Our two sturdy little plants took off growing and quickly took over the trelis. They grew, and grew, and grew but didn't flower. I worried that maybe I had given them too much fertilizer, favoring leafy growth over reproduction. Looking online, I learned that they are day-length sensitive. They won't flower nor fruit until the day length is less than 14 hours. Finally, one day I saw a yellow flower with a base like a pineapple -- a baby horned melon! I hadn't seen any male flowers. This was two weeks after our days shortened to less than 14 hours. I examined the vine and found many very tiny melons forming. We searched diligently and found a few male flowers, and we've tried to pollinate several blooms. We definitely won't get to all of them (they are much smaller and harder to pollinate than the squash blossoms, and much more prolific), but the insects are doing ok on some of our other plants, so we'll hope for their help.

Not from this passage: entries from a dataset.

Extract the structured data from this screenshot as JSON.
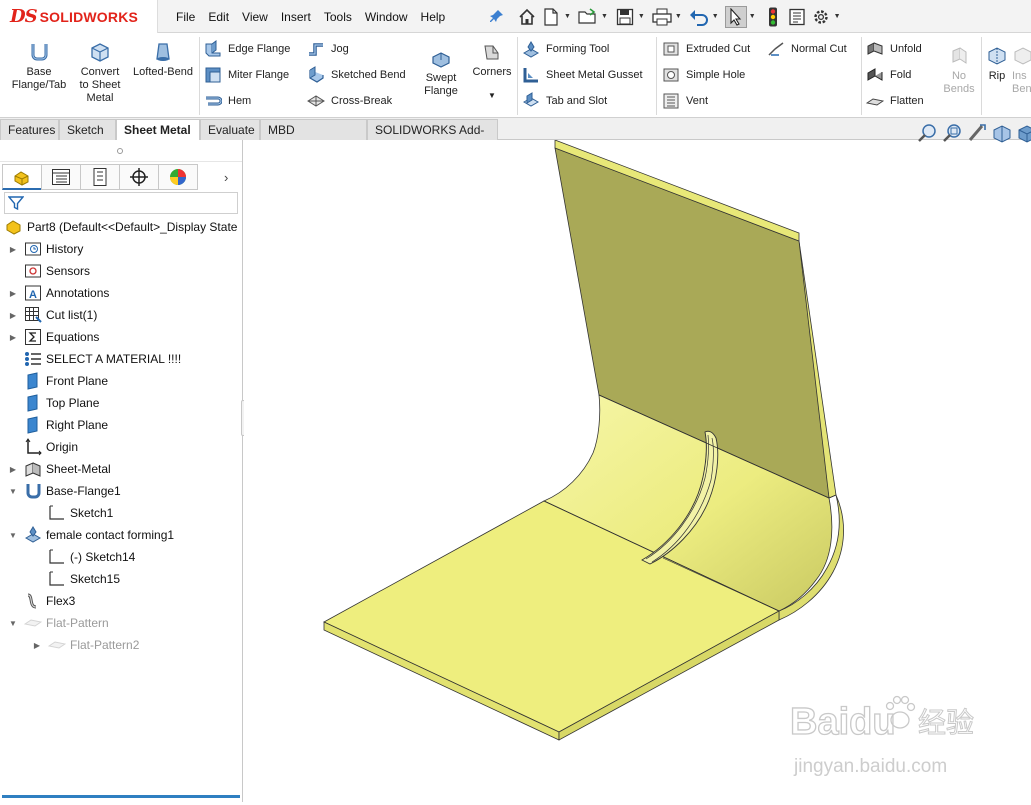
{
  "app": {
    "logo_ds": "DS",
    "logo_name": "SOLIDWORKS"
  },
  "menu": [
    "File",
    "Edit",
    "View",
    "Insert",
    "Tools",
    "Window",
    "Help"
  ],
  "quick_access_icons": [
    "home-icon",
    "new-document-icon",
    "open-icon",
    "save-icon",
    "print-icon",
    "undo-icon",
    "select-icon",
    "rebuild-icon",
    "file-properties-icon",
    "options-icon"
  ],
  "command_manager": {
    "base_flange": "Base\nFlange/Tab",
    "convert_sheet": "Convert\nto Sheet\nMetal",
    "lofted_bend": "Lofted-Bend",
    "edge_flange": "Edge Flange",
    "miter_flange": "Miter Flange",
    "hem": "Hem",
    "jog": "Jog",
    "sketched_bend": "Sketched Bend",
    "cross_break": "Cross-Break",
    "swept_flange": "Swept\nFlange",
    "corners": "Corners",
    "forming_tool": "Forming Tool",
    "sheet_metal_gusset": "Sheet Metal Gusset",
    "tab_and_slot": "Tab and Slot",
    "extruded_cut": "Extruded Cut",
    "simple_hole": "Simple Hole",
    "vent": "Vent",
    "normal_cut": "Normal Cut",
    "unfold": "Unfold",
    "fold": "Fold",
    "flatten": "Flatten",
    "no_bends": "No\nBends",
    "rip": "Rip",
    "insert_bends": "Ins\nBen"
  },
  "tabs": [
    "Features",
    "Sketch",
    "Sheet Metal",
    "Evaluate",
    "MBD Dimensions",
    "SOLIDWORKS Add-Ins"
  ],
  "active_tab": "Sheet Metal",
  "feature_tree": {
    "root": "Part8  (Default<<Default>_Display State",
    "items": [
      {
        "label": "History",
        "icon": "history-folder-icon",
        "expand": true,
        "indent": 0
      },
      {
        "label": "Sensors",
        "icon": "sensors-icon",
        "expand": false,
        "indent": 0
      },
      {
        "label": "Annotations",
        "icon": "annotations-icon",
        "expand": true,
        "indent": 0
      },
      {
        "label": "Cut list(1)",
        "icon": "cut-list-icon",
        "expand": true,
        "indent": 0
      },
      {
        "label": "Equations",
        "icon": "equations-icon",
        "expand": true,
        "indent": 0
      },
      {
        "label": "SELECT A MATERIAL !!!!",
        "icon": "material-icon",
        "expand": false,
        "indent": 0
      },
      {
        "label": "Front Plane",
        "icon": "plane-icon",
        "expand": false,
        "indent": 0
      },
      {
        "label": "Top Plane",
        "icon": "plane-icon",
        "expand": false,
        "indent": 0
      },
      {
        "label": "Right Plane",
        "icon": "plane-icon",
        "expand": false,
        "indent": 0
      },
      {
        "label": "Origin",
        "icon": "origin-icon",
        "expand": false,
        "indent": 0
      },
      {
        "label": "Sheet-Metal",
        "icon": "sheet-metal-icon",
        "expand": true,
        "indent": 0
      },
      {
        "label": "Base-Flange1",
        "icon": "base-flange-icon",
        "expand": "open",
        "indent": 0
      },
      {
        "label": "Sketch1",
        "icon": "sketch-icon",
        "expand": false,
        "indent": 1
      },
      {
        "label": "female contact forming1",
        "icon": "forming-tool-icon",
        "expand": "open",
        "indent": 0
      },
      {
        "label": "(-) Sketch14",
        "icon": "sketch-icon",
        "expand": false,
        "indent": 1
      },
      {
        "label": "Sketch15",
        "icon": "sketch-icon",
        "expand": false,
        "indent": 1
      },
      {
        "label": "Flex3",
        "icon": "flex-icon",
        "expand": false,
        "indent": 0
      },
      {
        "label": "Flat-Pattern",
        "icon": "flat-pattern-icon",
        "expand": "open",
        "indent": 0,
        "suppressed": true
      },
      {
        "label": "Flat-Pattern2",
        "icon": "flat-pattern-icon",
        "expand": true,
        "indent": 1,
        "suppressed": true
      }
    ]
  },
  "viewport_icons": [
    "zoom-to-fit-icon",
    "zoom-area-icon",
    "previous-view-icon",
    "section-view-icon",
    "view-orientation-icon"
  ],
  "watermark": {
    "brand": "Baidu",
    "brand_cn": "经验",
    "url": "jingyan.baidu.com"
  },
  "colors": {
    "part_face": "#ecec7c",
    "part_top": "#a8a84e",
    "accent": "#2f7fc1",
    "logo_red": "#e2231a"
  }
}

The first one we pollinated has grown large and plump, and is starting to get the characteristic speckly skin. From what I've read online, I think this melon will ripen in October or so.
You may be familiar with the long white mild daikon radish root. It's used a lot in Japanese cooking -- braised, pickled, or grated. I love daikon and the last time I grew it I made a fairly decent takuan (the yellowish half-moon pickle, which is daikon that's been sundried and then pickled whole for several months).

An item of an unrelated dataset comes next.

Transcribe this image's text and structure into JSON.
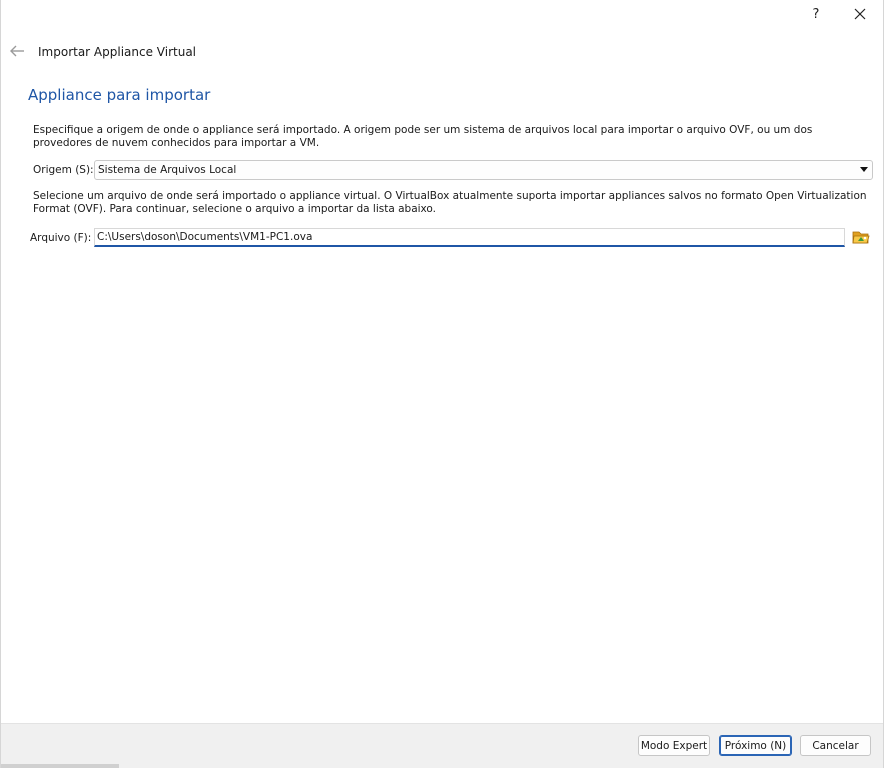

Well, as a newbie farmer I've learned that American farmers call daikon "tillage radish". The long taproot breaks up hard packed soil and brings nutrients up into the shallow soil, the prolific vegetation smothers out weeds, and if you cut it and leave the root to rot in the soil (. . .wha. . . ?!) it adds nutrients and good organic matter to aerate the garden bed. Our original plan was to plant the whole greenhouse in daikon in January, harvest some roots and leave some to help give our hard-packed garden beds a good start.
Unfortunately, the greenhouse wasn't ready until April. Still, we started some beds in daikon. They didn't take (too hot? Daikon is a cool-weather crop and doesn't like heat for germination), so we gave up and planted sweet potatoes and peppers in that bed instead.
Then daikon seedlings started popping up. We let one get massive and go to seed (all the pics above are of this one plant). Now I've got Chip hooked on daikon as a plant. Its young leaves are peppery and fresh, good in salads. Its older greens and chopped stems cook up nicely as a sauté in olive oil with onions. The clusters of flower buds are kind of like broccoli or rapini in texture, but with that peppery radish bite. The young seed pods are fun sharp snacks that pop when you bite them. They say you "can't" eat the root after the plant starts flowering, since they get woody and bitter.. Our plant not only flowered, but it spent a month setting seeds and growing new flower stems. The root was a little dry and tough on the outside, but the inside was crisp, fresh, and mild. We cut it up in a stir fry.
The other day Chip noticed this cloud formation which reminded him of the human evolution poster. To me it looked like Mount Taylor creating its own weather again.
A metaphor for our growing plants? For our evolution as farmers? For creating our own reality?